Long-time Tekken Director Katsuhiro Harada and Evo Director of Business Development MarkMan Julio recently discussed their first impressions after meeting the former Street Fighter Producer and how some of his ideas turned the FGC into more of what it is today.
In the latest episode of Harada’s Barasks Ono’s friendly rival MarkMan what he thought of meeting the developer when Street Fighter 4 came out and shared his own humorous story about getting to know each other.
“I had met [Ono] a few times before, but when I first spoke to him I literally thought he was **** or something,” said Harada. “A little while later I noticed that he didn’t even drink alcohol at all… We say the 3 main vices are drinking, participating and seducing, but he does nothing.”
Obviously Harada seems to be referring to drug use in the censored part, but he doesn’t want to force that on his friend, even if it’s just a joke.
MarkMan, however, speaks a little differently about his early time with Ono, while he worked at Mad Catz developing their arcade sticks and other hardware.
“I think my first impression of Ono-san is that he had a lot of wild ideas to grow the Street Fighter brand,” said MarkMan. “A lot of what we’ve done at Mad Catz to support the community’s ideas has come from Ono-san.
So he was the one who advised us to sponsor a player like Daigo Umehara-san. He was the first player to sponsor Mad Catz, and I think that was big news and slightly changed the mindset of pro players in Japan and how it was perceived worldwide.”
It’s fascinating to learn that more than a decade ago Ono was at least partly responsible for bringing larger and player-specific sponsorship to the FGC, which of course has grown over the years to include many/most professional players who have received support from eSports teams of all sizes.
How you feel about the current competitive FGC scene is up to you, but that shift has allowed more players to travel the world regularly and give them opportunities to pursue fighting games as a career that didn’t really exist. on the player side of the industry rather.

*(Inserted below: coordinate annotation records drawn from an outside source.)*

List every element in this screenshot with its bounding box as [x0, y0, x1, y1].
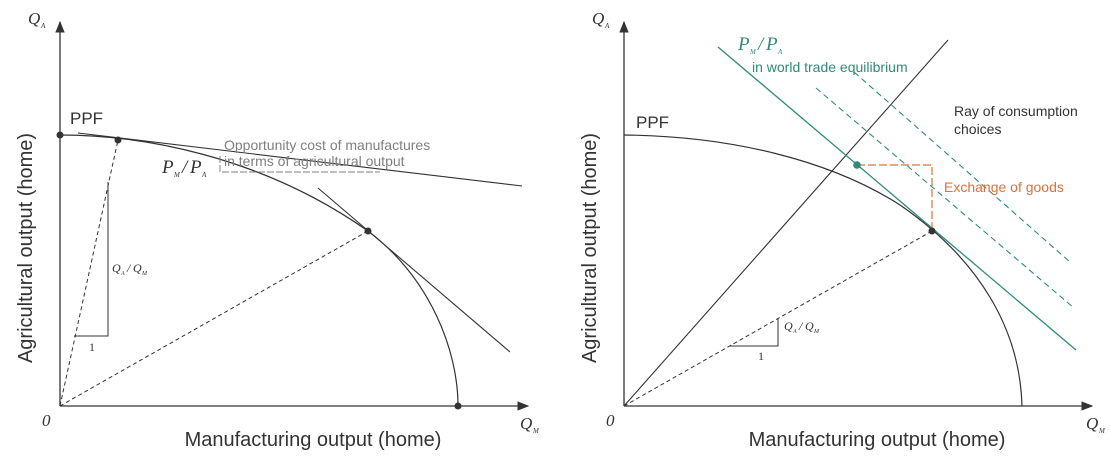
svg-text:/: /	[798, 319, 804, 333]
left-unit-one-label: 1	[89, 340, 95, 354]
right-budget-line-dashed-2	[853, 71, 1071, 263]
right-origin-label: 0	[606, 411, 615, 430]
right-ppf-label: PPF	[636, 113, 669, 132]
right-y-axis-symbol: Q	[592, 9, 604, 28]
svg-text:M: M	[173, 171, 181, 179]
right-unit-one-label: 1	[758, 349, 764, 363]
left-quantity-ratio-label: Q A / Q M	[112, 261, 148, 277]
left-ppf-curve	[59, 134, 459, 407]
svg-text:P: P	[737, 34, 750, 55]
right-x-axis-symbol: Q	[1086, 414, 1098, 433]
right-y-axis-subscript: A	[604, 22, 610, 30]
left-origin-label: 0	[42, 411, 51, 430]
svg-text:/: /	[126, 261, 132, 275]
svg-text:M: M	[813, 329, 820, 335]
left-point-y-intercept	[56, 131, 64, 139]
right-world-price-label: P M / P A	[737, 34, 783, 56]
right-y-axis-title: Agricultural output (home)	[579, 133, 601, 363]
left-price-ratio-label: P M / P A	[161, 157, 207, 179]
left-tangent-line-bottom	[317, 187, 511, 353]
svg-text:P: P	[765, 34, 778, 55]
left-tangent-line-top	[77, 132, 523, 187]
left-y-axis-subscript: A	[40, 22, 46, 30]
left-opportunity-bracket	[219, 156, 380, 173]
right-quantity-ratio-label: Q A / Q M	[784, 319, 820, 335]
left-ray-dashed-steep	[59, 139, 119, 407]
svg-text:Q: Q	[784, 319, 793, 333]
right-consumption-ray	[623, 39, 949, 407]
left-point-ppf-upper	[114, 136, 122, 144]
left-panel: Q A Q M 0 Agricultural output (home) Man…	[15, 9, 540, 451]
right-ppf-curve	[623, 134, 1023, 407]
left-ray-dashed-shallow	[59, 230, 369, 407]
right-point-production	[928, 227, 936, 235]
svg-text:P: P	[189, 157, 202, 178]
right-world-price-caption: in world trade equilibrium	[752, 59, 908, 75]
left-point-x-intercept	[454, 402, 462, 410]
left-point-ppf-lower	[364, 227, 372, 235]
svg-text:M: M	[141, 271, 148, 277]
left-slope-triangle	[74, 182, 109, 337]
right-world-price-line	[717, 46, 1077, 351]
left-opportunity-cost-line1: Opportunity cost of manufactures	[224, 137, 430, 153]
svg-text:Q: Q	[112, 261, 121, 275]
right-panel: Q A Q M 0 Agricultural output (home) Man…	[579, 9, 1106, 451]
right-x-axis-subscript: M	[1098, 427, 1106, 435]
right-slope-triangle	[729, 318, 779, 347]
right-x-axis-title: Manufacturing output (home)	[749, 429, 1006, 451]
right-budget-line-dashed-1	[815, 87, 1075, 309]
left-ppf-label: PPF	[70, 109, 103, 128]
svg-text:A: A	[792, 329, 797, 335]
svg-text:/: /	[181, 157, 189, 178]
right-exchange-label: Exchange of goods	[944, 179, 1064, 195]
right-ray-caption-line1: Ray of consumption	[954, 103, 1078, 119]
left-y-axis-title: Agricultural output (home)	[15, 133, 37, 363]
svg-text:P: P	[161, 157, 174, 178]
left-y-axis-symbol: Q	[28, 9, 40, 28]
left-opportunity-cost-line2: in terms of agricultural output	[224, 153, 405, 169]
right-point-consumption	[853, 161, 861, 169]
svg-text:A: A	[120, 271, 125, 277]
left-x-axis-title: Manufacturing output (home)	[185, 429, 442, 451]
right-exchange-triangle	[857, 164, 933, 231]
left-x-axis-subscript: M	[532, 427, 540, 435]
svg-text:/: /	[757, 34, 765, 55]
svg-text:A: A	[777, 48, 783, 56]
svg-text:M: M	[749, 48, 757, 56]
left-x-axis-symbol: Q	[520, 414, 532, 433]
svg-text:Q: Q	[805, 319, 814, 333]
svg-text:Q: Q	[133, 261, 142, 275]
right-ray-caption-line2: choices	[954, 121, 1001, 137]
svg-text:A: A	[201, 171, 207, 179]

Ono was highly regarded by fans for years, not only because of what his team accomplished with Street Fighter 4, but also because of Capcom’s first push to get back into fighting games with Marvel vs. Capcom and Darkstalkers.

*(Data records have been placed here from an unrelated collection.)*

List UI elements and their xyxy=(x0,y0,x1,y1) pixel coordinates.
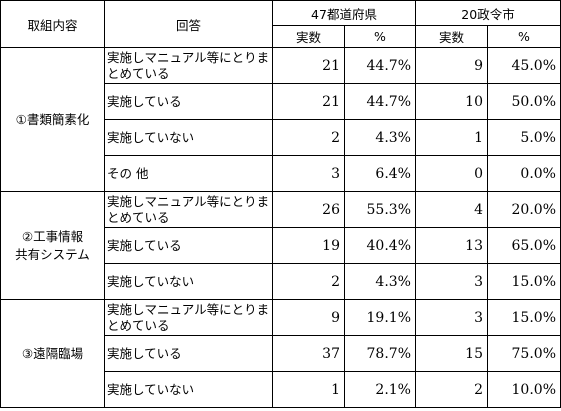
city-percent-cell: 50.0% xyxy=(487,83,561,120)
subheader-pref-count: 実数 xyxy=(272,25,345,48)
header-cities: 20政令市 xyxy=(415,0,561,26)
pref-percent-cell: 78.7% xyxy=(344,335,416,372)
header-prefectures: 47都道府県 xyxy=(272,0,416,26)
answer-cell: その 他 xyxy=(104,155,273,192)
header-category: 取組内容 xyxy=(0,0,105,48)
pref-count-cell: 1 xyxy=(272,371,345,408)
pref-percent-cell: 40.4% xyxy=(344,227,416,264)
city-percent-cell: 15.0% xyxy=(487,263,561,300)
city-percent-cell: 10.0% xyxy=(487,371,561,408)
pref-count-cell: 9 xyxy=(272,299,345,336)
answer-cell: 実施していない xyxy=(104,371,273,408)
answer-cell: 実施していない xyxy=(104,263,273,300)
pref-percent-cell: 19.1% xyxy=(344,299,416,336)
pref-percent-cell: 44.7% xyxy=(344,83,416,120)
pref-count-cell: 19 xyxy=(272,227,345,264)
city-count-cell: 2 xyxy=(415,371,488,408)
city-count-cell: 3 xyxy=(415,263,488,300)
pref-count-cell: 21 xyxy=(272,83,345,120)
city-percent-cell: 15.0% xyxy=(487,299,561,336)
city-count-cell: 1 xyxy=(415,119,488,156)
table-row: ③遠隔臨場 実施しマニュアル等にとりまとめている 9 19.1% 3 15.0% xyxy=(0,299,561,408)
city-count-cell: 4 xyxy=(415,191,488,228)
city-count-cell: 3 xyxy=(415,299,488,336)
answer-cell: 実施しマニュアル等にとりまとめている xyxy=(104,191,273,228)
city-percent-cell: 75.0% xyxy=(487,335,561,372)
category-cell: ③遠隔臨場 xyxy=(0,299,105,408)
pref-count-cell: 3 xyxy=(272,155,345,192)
category-line: ②工事情報 xyxy=(21,228,84,244)
answer-cell: 実施している xyxy=(104,83,273,120)
header-answer: 回答 xyxy=(104,0,273,48)
category-line: ①書類簡素化 xyxy=(15,111,90,127)
city-percent-cell: 5.0% xyxy=(487,119,561,156)
pref-count-cell: 26 xyxy=(272,191,345,228)
table-row: 実施していない 1 2.1% 2 10.0% xyxy=(1,371,561,408)
pref-count-cell: 2 xyxy=(272,263,345,300)
category-line: 共有システム xyxy=(15,246,90,262)
pref-percent-cell: 44.7% xyxy=(344,47,416,84)
category-cell: ②工事情報共有システム xyxy=(0,191,105,300)
answer-cell: 実施している xyxy=(104,335,273,372)
pref-count-cell: 21 xyxy=(272,47,345,84)
city-percent-cell: 0.0% xyxy=(487,155,561,192)
pref-percent-cell: 4.3% xyxy=(344,263,416,300)
city-count-cell: 15 xyxy=(415,335,488,372)
subheader-city-count: 実数 xyxy=(415,25,488,48)
answer-cell: 実施していない xyxy=(104,119,273,156)
city-count-cell: 9 xyxy=(415,47,488,84)
category-cell: ①書類簡素化 xyxy=(0,47,105,192)
answer-cell: 実施しマニュアル等にとりまとめている xyxy=(104,47,273,84)
city-count-cell: 0 xyxy=(415,155,488,192)
table-row: 実施している 37 78.7% 15 75.0% xyxy=(1,335,561,372)
header-row: 取組内容 回答 47都道府県 20政令市 xyxy=(0,0,561,48)
answer-cell: 実施している xyxy=(104,227,273,264)
pref-percent-cell: 4.3% xyxy=(344,119,416,156)
table-row: その 他 3 6.4% 0 0.0% xyxy=(1,155,561,192)
city-percent-cell: 45.0% xyxy=(487,47,561,84)
pref-count-cell: 2 xyxy=(272,119,345,156)
pref-percent-cell: 55.3% xyxy=(344,191,416,228)
city-percent-cell: 65.0% xyxy=(487,227,561,264)
table-row: ②工事情報 共有システム 実施しマニュアル等にとりまとめている 26 55.3% 4 20.… xyxy=(0,191,561,300)
pref-percent-cell: 6.4% xyxy=(344,155,416,192)
city-percent-cell: 20.0% xyxy=(487,191,561,228)
subheader-pref-percent: % xyxy=(344,25,416,48)
city-count-cell: 10 xyxy=(415,83,488,120)
pref-percent-cell: 2.1% xyxy=(344,371,416,408)
answer-cell: 実施しマニュアル等にとりまとめている xyxy=(104,299,273,336)
pref-count-cell: 37 xyxy=(272,335,345,372)
city-count-cell: 13 xyxy=(415,227,488,264)
subheader-city-percent: % xyxy=(487,25,561,48)
table-row: ①書類簡素化 実施しマニュアル等にとりまとめている 21 44.7% 9 45.0% xyxy=(0,47,561,192)
category-line: ③遠隔臨場 xyxy=(21,345,84,361)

Unfortunately, over time, his public perception would begin to change as Capcom started making major missteps with each of their major fighter releases, starting with Ultimate Marvel vs. Capcom 3 and Street Fighter X Tekken, which continued through the rough start of Street Fighter 5 and Marvel vs. Capcom: Infinite not to make a splash.
How many of those decisions actually fall into Ono’s lap, because what happened behind the scenes will probably never be known.

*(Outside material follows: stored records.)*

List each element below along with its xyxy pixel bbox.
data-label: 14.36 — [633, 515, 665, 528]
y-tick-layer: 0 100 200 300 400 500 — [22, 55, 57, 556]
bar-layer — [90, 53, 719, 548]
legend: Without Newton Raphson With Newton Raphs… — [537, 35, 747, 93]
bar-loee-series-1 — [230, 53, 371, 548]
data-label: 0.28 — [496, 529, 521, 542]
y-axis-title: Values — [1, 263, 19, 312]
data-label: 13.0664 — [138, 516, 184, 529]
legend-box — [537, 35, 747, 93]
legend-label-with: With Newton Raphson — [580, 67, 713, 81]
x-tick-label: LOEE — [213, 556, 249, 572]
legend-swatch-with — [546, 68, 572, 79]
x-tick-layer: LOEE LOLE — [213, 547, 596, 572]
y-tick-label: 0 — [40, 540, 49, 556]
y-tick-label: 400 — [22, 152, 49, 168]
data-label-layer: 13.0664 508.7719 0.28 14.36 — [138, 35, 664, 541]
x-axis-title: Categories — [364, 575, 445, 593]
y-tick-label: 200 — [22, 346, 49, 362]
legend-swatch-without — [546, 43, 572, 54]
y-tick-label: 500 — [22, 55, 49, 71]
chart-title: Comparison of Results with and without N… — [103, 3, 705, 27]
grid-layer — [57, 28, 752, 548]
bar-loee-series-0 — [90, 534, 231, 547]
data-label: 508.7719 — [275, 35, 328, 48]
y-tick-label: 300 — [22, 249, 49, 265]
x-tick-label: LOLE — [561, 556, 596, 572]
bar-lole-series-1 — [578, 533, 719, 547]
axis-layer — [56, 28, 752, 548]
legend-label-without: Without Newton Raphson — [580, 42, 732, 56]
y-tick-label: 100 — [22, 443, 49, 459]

Ono would be . to announce departure from Capcom in August 2020 amid rumors that Street Fighter 6 was dealing with internal development issues after 27 years with the company.
However, he recovered almost immediately and became the president of what is now Lasengle Inc, so he’s probably fine anyway.
You can watch the full episode of Harada’s Bar below and the discussions around Ono begin about 16 minutes after the video.